Devenir végétarien ou faire un régime Dukan? Entre diététique et écologie, il va falloir choisir. Une étude du cabinet Greenext, spécialiste du calcul de l’impact environnemental des produits de grande consommation, et du Credoc , met pour la première fois en évidence les émissions de CO2 provoquées par différents types de régimes alimentaires. Les régimes hyper-protéinés, à base de viande et poisson, sont les plus gros émetteurs de carbone, mais la quantité d’aliments consommée entre aussi en jeu dans l’impact carbone de nos assiettes.
Les 2.000 calories quotidiennes d’un Français émettent en moyenne 1.524kg de CO2 par an. Pour ceux qui ont des régimes spéciaux, les impacts varient du simple au triple: alors que 2.000 calories apportées par un régime végétarien n’émettent que 966kg de CO2 par an, ces mêmes 2.000 calories seront la source de 3.537kg de CO2 dans un régime hyper-protéiné.
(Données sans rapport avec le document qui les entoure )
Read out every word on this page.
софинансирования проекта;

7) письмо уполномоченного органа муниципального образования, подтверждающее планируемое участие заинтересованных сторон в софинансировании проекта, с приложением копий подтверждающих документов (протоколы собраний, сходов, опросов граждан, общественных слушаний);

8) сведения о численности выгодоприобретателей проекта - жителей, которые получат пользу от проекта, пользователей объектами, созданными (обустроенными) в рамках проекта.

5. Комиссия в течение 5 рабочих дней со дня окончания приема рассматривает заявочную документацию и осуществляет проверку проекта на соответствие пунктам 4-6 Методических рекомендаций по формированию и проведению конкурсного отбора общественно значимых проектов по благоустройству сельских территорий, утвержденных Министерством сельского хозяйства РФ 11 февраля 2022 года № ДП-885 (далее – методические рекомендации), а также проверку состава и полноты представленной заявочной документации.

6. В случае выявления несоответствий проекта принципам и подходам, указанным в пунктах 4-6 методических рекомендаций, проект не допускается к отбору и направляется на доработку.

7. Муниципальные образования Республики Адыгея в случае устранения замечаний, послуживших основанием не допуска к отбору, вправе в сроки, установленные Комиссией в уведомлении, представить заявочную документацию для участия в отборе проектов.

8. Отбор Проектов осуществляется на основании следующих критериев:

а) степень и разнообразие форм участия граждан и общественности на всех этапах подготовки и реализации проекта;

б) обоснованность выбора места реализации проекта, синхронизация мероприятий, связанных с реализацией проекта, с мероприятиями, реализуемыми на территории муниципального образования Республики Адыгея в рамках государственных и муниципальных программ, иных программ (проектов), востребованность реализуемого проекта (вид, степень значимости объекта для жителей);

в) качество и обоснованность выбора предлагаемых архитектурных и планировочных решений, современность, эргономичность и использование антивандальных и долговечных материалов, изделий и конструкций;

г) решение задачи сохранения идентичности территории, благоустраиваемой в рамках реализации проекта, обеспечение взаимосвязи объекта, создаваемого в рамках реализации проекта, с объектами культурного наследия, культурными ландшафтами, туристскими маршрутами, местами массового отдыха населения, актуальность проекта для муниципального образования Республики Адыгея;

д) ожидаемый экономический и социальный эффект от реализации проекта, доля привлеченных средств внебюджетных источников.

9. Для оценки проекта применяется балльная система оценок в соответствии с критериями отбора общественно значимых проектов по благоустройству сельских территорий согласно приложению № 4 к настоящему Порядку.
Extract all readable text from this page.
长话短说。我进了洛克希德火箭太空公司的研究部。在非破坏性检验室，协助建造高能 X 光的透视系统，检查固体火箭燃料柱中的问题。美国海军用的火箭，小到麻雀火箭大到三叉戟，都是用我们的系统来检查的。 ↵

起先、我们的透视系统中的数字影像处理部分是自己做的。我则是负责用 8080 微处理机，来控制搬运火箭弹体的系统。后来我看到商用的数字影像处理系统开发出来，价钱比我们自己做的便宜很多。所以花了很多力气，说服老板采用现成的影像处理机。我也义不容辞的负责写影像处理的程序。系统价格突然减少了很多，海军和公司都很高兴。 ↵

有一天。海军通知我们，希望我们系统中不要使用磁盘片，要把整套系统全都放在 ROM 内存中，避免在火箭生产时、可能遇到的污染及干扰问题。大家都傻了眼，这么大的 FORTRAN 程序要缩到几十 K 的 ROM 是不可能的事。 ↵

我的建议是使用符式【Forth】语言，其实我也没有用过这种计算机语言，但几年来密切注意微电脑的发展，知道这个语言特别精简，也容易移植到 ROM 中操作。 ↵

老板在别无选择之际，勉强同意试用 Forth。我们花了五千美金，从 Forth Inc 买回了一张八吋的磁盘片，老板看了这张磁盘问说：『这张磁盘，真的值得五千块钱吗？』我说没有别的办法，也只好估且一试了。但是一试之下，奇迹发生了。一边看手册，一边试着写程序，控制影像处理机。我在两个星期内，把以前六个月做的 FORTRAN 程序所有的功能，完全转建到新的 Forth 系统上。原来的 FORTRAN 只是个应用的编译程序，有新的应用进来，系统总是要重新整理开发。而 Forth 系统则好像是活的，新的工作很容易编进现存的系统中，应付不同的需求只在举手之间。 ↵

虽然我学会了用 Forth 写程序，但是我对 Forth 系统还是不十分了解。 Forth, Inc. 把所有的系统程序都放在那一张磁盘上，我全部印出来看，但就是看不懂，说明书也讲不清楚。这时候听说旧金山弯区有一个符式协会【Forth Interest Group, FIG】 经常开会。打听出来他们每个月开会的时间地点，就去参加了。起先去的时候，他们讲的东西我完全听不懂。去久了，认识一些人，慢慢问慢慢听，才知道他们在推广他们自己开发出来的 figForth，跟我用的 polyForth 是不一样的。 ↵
«La viande rouge a un impact en CO2 élevé mais c’est aussi la meilleure source de fer pour l’homme», commente Serge Michels, directeur général de l’agence Protéines, commanditaire de l’étude. «D’autres aliments comme les végétaux ont un impact carbone par calorie relativement important», ajoute-t-il. Les écolos se tromperaient-ils en mangeant 500 grammes de salade verte plutôt que 50 grammes de steak? Oui, si l’on se base uniquement sur le ratio quantité de CO2 émise par nombre de calories. «Si on cherchait à se nourrir des aliments qui auraient le plus faible impact carbone par calorie apportée, on devrait privilégier des nourritures grasses comme les chips par exemple», explique Serge Michels.
L’étude révèle toutefois que la majorité des Français, les 39% que le Credoc qualifie de «gastronomes à la française» sont ceux qui ont le coût carbone le plus faible: 3,8kg de CO2 émis en moyenne par jour. «Ce sont les gens qui mangent raisonnablement de tout, et cela correspond au régime PNNS (Plan national nutrition santé) qui conseille de manger trois produits laitiers, cinq fruits et légumes par jour et de diversifier son alimentation», précise Serge Michels.
Au-delà du type d’aliments consommés, l’étude montre logiquement que la quantité d’aliments consommée joue pour moitié dans les différences d’impact carbone. Près de 42% des personnes en surpoids ont un coût carbone élevé, contre seulement 31% des maigres. La quantité explique aussi la différence entre les hommes et les femmes: 50% des hommes et seulement 20% des femmes ont un mauvais bilan carbone à table.
Basée sur la méthodologie de l’Ademe, l’étude ne prend pas en compte la consommation d’aliments bio ou non, ni leur provenance. Seul le mode de conservation (surgelé, conserve,…) a été intégré dans les calculs.